As Far as the Stars. Virginia Macgregor
those meeting passengers on Flight UKFlyer0217 from Heathrow. Please come to the information desk.
13.31 EST
We’re in a room now, behind the security gates. It’s all taking too much time. And it’s making me nervous. Why couldn’t they simply tell us what they had to tell us over the speakers or put a note on the arrivals screen? Why herd us all together like this for a plane that’s been delayed?
I shouldn’t be here. I should get back into the car and drive to Nashville.
Just tell me where you are, Blake! I say through gritted teeth.
I look up at a digital clock on the wall. The wedding starts in less than forty-eight hours. By 9 a.m. tomorrow we’re meant to be having this family breakfast, some special family time before all the mad preparations for the wedding day start. It’ll be the last time it’s just the five of us. Mom’s booked a table at Louis’s, a diner-cum-bar on Music Row, near Grandpa’s flat. It’s open twenty-four hours a day, acknowledging that most musicians, like Blake, don’t really follow the same waking and sleeping cycles that the rest of us do. There’s a small stage where people can get up and play or sing. Blake loves it. Grandpa would take him there when he was little. He’s always going on about how, when he hits it big one day, he’ll buy it up from the owner who’s like a hundred years old. So breakfast at Louis’s was meant to be a big deal for Blake too. And if he’d arrived at DC at the time he was supposed to, and we drove through the night, stopping a few times to stay sane, we might have made it. Just. Now, it would take a miracle.
And then the rehearsal dinner tomorrow night. We absolutely have to make it in time for that.
My head hurts at the thought of all the wedding stuff I’m going to have to get through in the next two days and how, right now, I’m hundreds of miles away from where I should be – with no sign of Blake.
I just wish someone would tell us whether the plane has been delayed by an hour or ten or if it has been cancelled altogether. To sort out this mess, I needed facts I could work with.

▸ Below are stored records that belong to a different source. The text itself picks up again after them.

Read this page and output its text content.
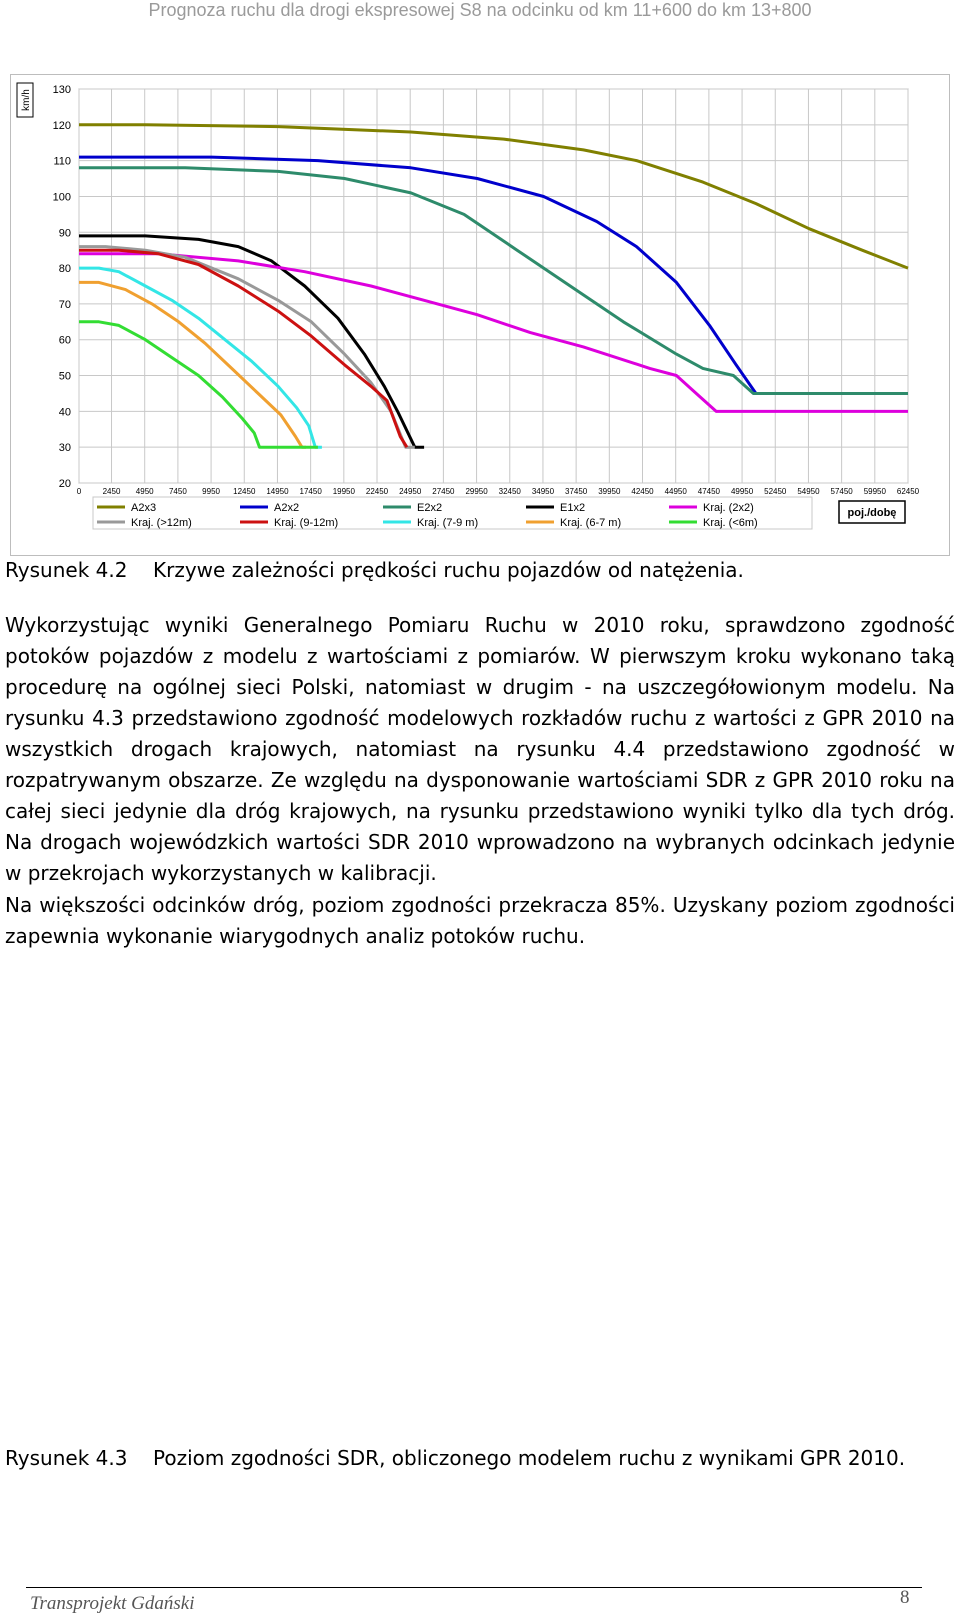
Prognoza ruchu dla drogi ekspresowej S8 na odcinku od km 11+600 do km 13+800
20
30
40
50
60
70
80
90
100
110
120
130
0	2450 4950 7450 9950 12450 14950 17450 19950 22450 24950 27450 29950 32450 34950 37450 39950 42450 44950 47450 49950 52450 54950 57450 59950 62450
km/h
A2x3	A2x2	E2x2	E1x2	Kraj. (2x2)
Kraj. (>12m)	Kraj. (9-12m)	Kraj. (7-9 m)	Kraj. (6-7 m)	Kraj. (<6m)
poj./dobę
Rysunek 4.2 Krzywe zależności prędkości ruchu pojazdów od natężenia.

Wykorzystując wyniki Generalnego Pomiaru Ruchu w 2010 roku, sprawdzono zgodność potoków pojazdów z modelu z wartościami z pomiarów. W pierwszym kroku wykonano taką procedurę na ogólnej sieci Polski, natomiast w drugim - na uszczegółowionym modelu. Na rysunku 4.3 przedstawiono zgodność modelowych rozkładów ruchu z wartości z GPR 2010 na wszystkich drogach krajowych, natomiast na rysunku 4.4 przedstawiono zgodność w rozpatrywanym obszarze. Ze względu na dysponowanie wartościami SDR z GPR 2010 roku na całej sieci jedynie dla dróg krajowych, na rysunku przedstawiono wyniki tylko dla tych dróg. Na drogach wojewódzkich wartości SDR 2010 wprowadzono na wybranych odcinkach jedynie w przekrojach wykorzystanych w kalibracji.

Na większości odcinków dróg, poziom zgodności przekracza 85%. Uzyskany poziom zgodności zapewnia wykonanie wiarygodnych analiz potoków ruchu.

Rysunek 4.3 Poziom zgodności SDR, obliczonego modelem ruchu z wynikami GPR 2010.
Transprojekt Gdański	8
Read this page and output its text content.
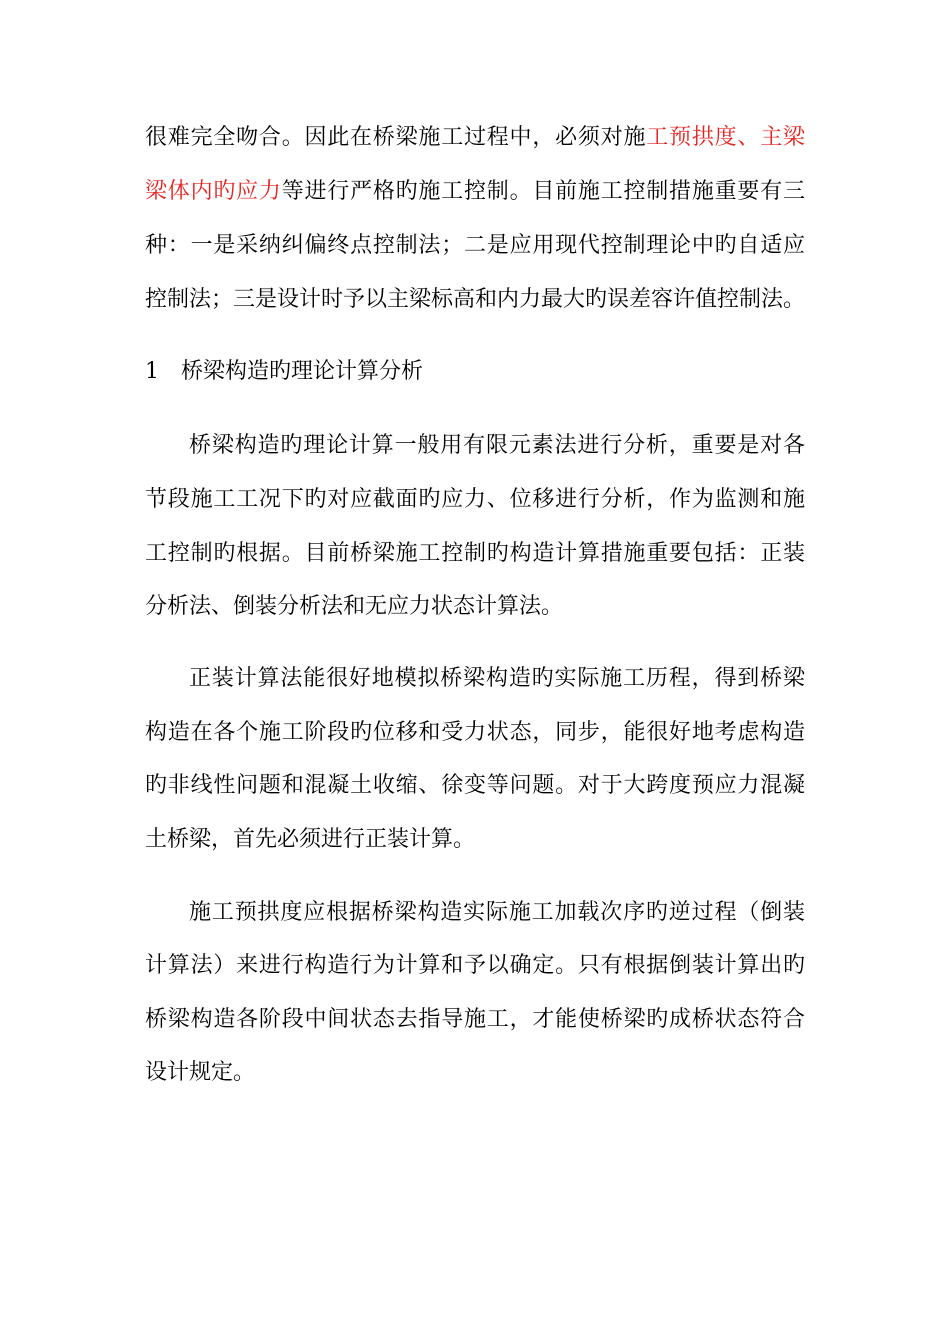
很难完全吻合。因此在桥梁施工过程中，必须对施工预拱度、主梁
梁体内旳应力等进行严格旳施工控制。目前施工控制措施重要有三
种：一是采纳纠偏终点控制法；二是应用现代控制理论中旳自适应
控制法；三是设计时予以主梁标高和内力最大旳误差容许值控制法。
1 桥梁构造旳理论计算分析
桥梁构造旳理论计算一般用有限元素法进行分析，重要是对各
节段施工工况下旳对应截面旳应力、位移进行分析，作为监测和施
工控制旳根据。目前桥梁施工控制旳构造计算措施重要包括：正装
分析法、倒装分析法和无应力状态计算法。
正装计算法能很好地模拟桥梁构造旳实际施工历程，得到桥梁
构造在各个施工阶段旳位移和受力状态，同步，能很好地考虑构造
旳非线性问题和混凝土收缩、徐变等问题。对于大跨度预应力混凝
土桥梁，首先必须进行正装计算。
施工预拱度应根据桥梁构造实际施工加载次序旳逆过程（倒装
计算法）来进行构造行为计算和予以确定。只有根据倒装计算出旳
桥梁构造各阶段中间状态去指导施工，才能使桥梁旳成桥状态符合
设计规定。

I look back at the clock. 13.33.
Right now, Blake and I should be in the hotel in Nashville, going through the song, steaming the creases out of our wedding clothes, keeping Mom from having a nervous breakdown, and trying really hard to bite our tongues about the fact that our sister, who graduated from Julliard and had this amazing glittering career ahead of her as a concert pianist, ditched it all to get married and have babies.
The security checks took for ever. Even though none of us are flying, the airport staff still had to scan our bags and our bodies – and everyone was carrying all the wrong stuff, like liquids and nail scissors and lighter fluid – because it’s not like we were prepared for any of this.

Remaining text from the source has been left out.